The Photograph by Graham Clarke - A Review


I found the way this book was written very hard to read, and had been picking it up reading a few paragraphs and putting it down again.  This last week while our systems were down at work I had no excuse and read it through.

The first few chapters were particularly tough going, not that their content is uninteresting, I think it is more the writing style and the way the photograph through the book are analysed. 

For example take the ‘Overhead Crosswalk with Clock’ by Andre Kertesz in which some of the comments about this include:
“The builds are all encompassing but ambiguous, they are monumental presences but status remains on the surface.  The clock dominates as an icon of meaning but is also meaningless.  The rubbish, the car, the birds carry a weight of meaning never to be known”
Instead could Andre not have been trying to capture the street scene as it was to preserve a record of it.  Why do photographs have to have all these meanings behind them?  Why can’t we photography cities like this just as a record to show how they are in our lifetime, because it means something to us e.g. a route we travel frequently or just a favourite spot, something/somewhere we like.  Could it be by even saying this I’m showing how shallow I am?

If I look around my house at the photographs on display, it’s not because they have all these hidden depths, they simply mean something to me.  The display of family portraits, people that mean the most to me and that I want to keep close, holiday photographs that bring back special memories and finally the photographs I’m most proud of where I perhaps captured the scene the best I could on that day or I’ve managed to get a different take on a commonly photographed subject/place.

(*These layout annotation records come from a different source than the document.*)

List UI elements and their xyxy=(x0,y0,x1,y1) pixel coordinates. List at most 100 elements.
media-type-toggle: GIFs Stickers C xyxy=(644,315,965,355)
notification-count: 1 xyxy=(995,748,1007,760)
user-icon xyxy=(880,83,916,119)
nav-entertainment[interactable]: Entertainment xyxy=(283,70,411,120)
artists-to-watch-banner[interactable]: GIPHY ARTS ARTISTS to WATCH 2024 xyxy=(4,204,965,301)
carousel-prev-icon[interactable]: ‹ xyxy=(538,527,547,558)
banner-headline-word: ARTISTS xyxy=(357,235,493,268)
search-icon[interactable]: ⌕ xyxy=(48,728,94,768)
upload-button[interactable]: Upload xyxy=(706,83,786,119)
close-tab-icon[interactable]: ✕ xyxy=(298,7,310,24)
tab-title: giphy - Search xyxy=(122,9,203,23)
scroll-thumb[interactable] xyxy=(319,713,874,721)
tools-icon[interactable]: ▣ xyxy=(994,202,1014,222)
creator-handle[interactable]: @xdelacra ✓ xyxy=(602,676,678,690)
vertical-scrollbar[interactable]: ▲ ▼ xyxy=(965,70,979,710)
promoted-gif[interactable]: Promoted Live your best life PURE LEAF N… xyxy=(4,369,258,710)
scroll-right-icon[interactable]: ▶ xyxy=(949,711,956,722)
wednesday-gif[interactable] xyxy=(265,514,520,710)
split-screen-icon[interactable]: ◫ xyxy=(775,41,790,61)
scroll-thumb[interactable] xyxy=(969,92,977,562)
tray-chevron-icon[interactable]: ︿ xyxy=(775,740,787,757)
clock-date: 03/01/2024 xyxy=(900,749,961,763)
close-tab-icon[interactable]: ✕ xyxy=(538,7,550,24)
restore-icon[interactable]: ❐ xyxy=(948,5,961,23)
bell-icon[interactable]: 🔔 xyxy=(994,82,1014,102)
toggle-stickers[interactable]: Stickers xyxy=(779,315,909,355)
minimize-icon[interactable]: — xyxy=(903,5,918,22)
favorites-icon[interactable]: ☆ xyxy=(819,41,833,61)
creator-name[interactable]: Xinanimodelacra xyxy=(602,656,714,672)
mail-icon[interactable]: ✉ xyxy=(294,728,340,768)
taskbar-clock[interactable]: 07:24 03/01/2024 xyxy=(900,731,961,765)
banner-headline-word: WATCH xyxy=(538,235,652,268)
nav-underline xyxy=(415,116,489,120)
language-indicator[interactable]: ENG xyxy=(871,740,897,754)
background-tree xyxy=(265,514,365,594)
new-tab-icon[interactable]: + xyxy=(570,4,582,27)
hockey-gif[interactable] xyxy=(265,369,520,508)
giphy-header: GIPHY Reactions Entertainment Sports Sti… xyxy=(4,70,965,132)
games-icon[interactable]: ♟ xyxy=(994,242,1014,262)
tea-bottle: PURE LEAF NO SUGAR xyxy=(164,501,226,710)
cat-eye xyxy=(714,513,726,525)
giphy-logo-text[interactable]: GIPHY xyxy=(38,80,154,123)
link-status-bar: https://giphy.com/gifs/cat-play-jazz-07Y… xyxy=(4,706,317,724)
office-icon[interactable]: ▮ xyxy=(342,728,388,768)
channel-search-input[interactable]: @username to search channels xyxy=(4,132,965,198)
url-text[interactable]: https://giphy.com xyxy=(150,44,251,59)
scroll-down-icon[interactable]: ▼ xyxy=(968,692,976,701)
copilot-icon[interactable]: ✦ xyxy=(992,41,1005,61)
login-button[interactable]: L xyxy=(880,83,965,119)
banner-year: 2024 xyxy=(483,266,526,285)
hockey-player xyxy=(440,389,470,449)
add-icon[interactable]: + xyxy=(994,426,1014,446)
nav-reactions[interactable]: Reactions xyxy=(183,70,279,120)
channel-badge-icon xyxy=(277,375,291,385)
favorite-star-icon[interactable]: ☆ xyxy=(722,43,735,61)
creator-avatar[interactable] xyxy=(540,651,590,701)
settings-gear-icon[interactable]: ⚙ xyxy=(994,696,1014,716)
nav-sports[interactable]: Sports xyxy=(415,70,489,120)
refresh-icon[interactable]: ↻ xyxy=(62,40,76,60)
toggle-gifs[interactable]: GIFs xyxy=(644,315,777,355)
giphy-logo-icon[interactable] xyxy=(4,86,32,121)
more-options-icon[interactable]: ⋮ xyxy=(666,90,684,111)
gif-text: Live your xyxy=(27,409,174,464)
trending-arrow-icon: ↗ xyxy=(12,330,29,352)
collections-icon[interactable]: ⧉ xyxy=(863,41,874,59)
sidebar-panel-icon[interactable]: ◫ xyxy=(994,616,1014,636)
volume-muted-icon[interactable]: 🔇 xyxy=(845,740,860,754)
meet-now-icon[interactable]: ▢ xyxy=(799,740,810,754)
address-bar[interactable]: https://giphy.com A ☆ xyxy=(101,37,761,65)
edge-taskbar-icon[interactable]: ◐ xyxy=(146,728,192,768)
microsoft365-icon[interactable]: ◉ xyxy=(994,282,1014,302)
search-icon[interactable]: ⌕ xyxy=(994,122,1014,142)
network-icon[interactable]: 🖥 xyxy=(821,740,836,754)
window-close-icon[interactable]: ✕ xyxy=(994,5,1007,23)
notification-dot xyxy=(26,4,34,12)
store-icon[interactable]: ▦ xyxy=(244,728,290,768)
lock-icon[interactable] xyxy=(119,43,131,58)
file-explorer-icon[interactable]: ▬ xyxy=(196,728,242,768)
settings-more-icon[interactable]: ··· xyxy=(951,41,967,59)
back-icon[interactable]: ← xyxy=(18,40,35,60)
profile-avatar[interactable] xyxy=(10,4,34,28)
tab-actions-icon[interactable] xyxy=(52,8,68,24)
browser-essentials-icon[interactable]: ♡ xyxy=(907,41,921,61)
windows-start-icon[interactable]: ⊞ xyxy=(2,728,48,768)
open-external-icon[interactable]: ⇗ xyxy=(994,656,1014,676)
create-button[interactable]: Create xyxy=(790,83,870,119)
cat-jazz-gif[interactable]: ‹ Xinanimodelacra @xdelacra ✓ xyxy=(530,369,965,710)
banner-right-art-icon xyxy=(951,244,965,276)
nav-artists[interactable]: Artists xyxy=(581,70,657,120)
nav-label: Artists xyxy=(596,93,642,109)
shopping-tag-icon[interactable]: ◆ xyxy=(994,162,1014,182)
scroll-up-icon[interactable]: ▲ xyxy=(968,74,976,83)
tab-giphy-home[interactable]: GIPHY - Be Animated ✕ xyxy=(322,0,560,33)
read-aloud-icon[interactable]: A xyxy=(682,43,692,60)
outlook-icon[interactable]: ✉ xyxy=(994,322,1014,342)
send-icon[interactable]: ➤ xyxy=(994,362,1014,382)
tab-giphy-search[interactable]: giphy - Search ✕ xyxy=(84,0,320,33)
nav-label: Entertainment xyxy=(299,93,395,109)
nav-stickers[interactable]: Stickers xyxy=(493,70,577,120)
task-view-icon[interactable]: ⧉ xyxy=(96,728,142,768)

Back to the book, the chapters I found of most interest was the photograph as fine art, the city in photography and landscape in photography.  Images that I particularly liked and would aspire to include Pool in a Brook by Eliot Porter and Peeling Paint on a Iron Bench by Ernst Haas.  Other favourites would be Bowery Mission Breadline by Lewis Hine which I find powerful because the way the men in the photograph still maintain dignity despite their situation.  Also Circle Line Ferry, New York, by Garry Winogrand, I like that the emphasis is on the people travelling on the ferry.